Last week I had the distinct pleasure of speaking to a group of graduate students at Seton Hall University. During the Q&A portion, one student wanted advice on interviewing.
Specifically, he wanted pointers on how to be more optimistic since he despises the interviewing process.
My advice to him was simple, “Network and use your connections. This will help you in a couple of ways.” Then I went on to explain my answer.
When someone refers you for a position they are lending you their good name. That person is saying, “I know this person and he/she is an excellent match for you.”
Your contact has had the opportunity to brief the company on your qualifications. Now, you no longer have the pressure of proving ALL of your good attributes and experiences in one meeting.

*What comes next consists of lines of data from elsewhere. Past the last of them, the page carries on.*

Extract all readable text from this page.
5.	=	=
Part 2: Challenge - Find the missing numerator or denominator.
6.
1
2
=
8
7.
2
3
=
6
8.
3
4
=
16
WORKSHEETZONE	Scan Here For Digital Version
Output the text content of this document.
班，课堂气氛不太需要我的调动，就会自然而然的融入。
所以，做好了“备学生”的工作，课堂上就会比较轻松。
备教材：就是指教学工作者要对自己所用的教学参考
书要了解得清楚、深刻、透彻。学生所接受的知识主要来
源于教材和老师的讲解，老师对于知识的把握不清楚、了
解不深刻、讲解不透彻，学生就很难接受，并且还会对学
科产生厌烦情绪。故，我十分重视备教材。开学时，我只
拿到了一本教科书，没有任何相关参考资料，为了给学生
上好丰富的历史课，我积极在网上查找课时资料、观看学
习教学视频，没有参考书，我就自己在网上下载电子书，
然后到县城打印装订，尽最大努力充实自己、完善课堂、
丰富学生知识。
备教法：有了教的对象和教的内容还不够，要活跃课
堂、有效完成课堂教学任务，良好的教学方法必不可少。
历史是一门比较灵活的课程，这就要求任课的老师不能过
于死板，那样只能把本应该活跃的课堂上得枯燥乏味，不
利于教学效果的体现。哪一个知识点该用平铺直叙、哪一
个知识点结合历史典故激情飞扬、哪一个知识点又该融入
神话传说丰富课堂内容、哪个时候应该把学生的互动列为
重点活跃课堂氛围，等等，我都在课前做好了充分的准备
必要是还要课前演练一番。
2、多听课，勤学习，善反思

Instead you can relax a little, focus on answering the questions honestly, and discussing your background. You have basically been put in the place where your largest objective is to not mess things up.
You may receive insider information on the company, position and interviewer. Of course, you must prepare for an interview by researching the company.
But in addition to the general information available, you now have the opportunity to receive information that can give you a lead.
For instance, you can hear a true description of what the company is looking for in a candidate, not the boilerplate description posted. You can find out ahead of time why the position is open, nuances of the interviewer, and the type of people you may be working with on a regular basis.
It is also great to find out how the company runs, and what the employees actually think.
In addition, using your network may allow you to apply for positions that have not been posted yet. This lessens the competition – enough said.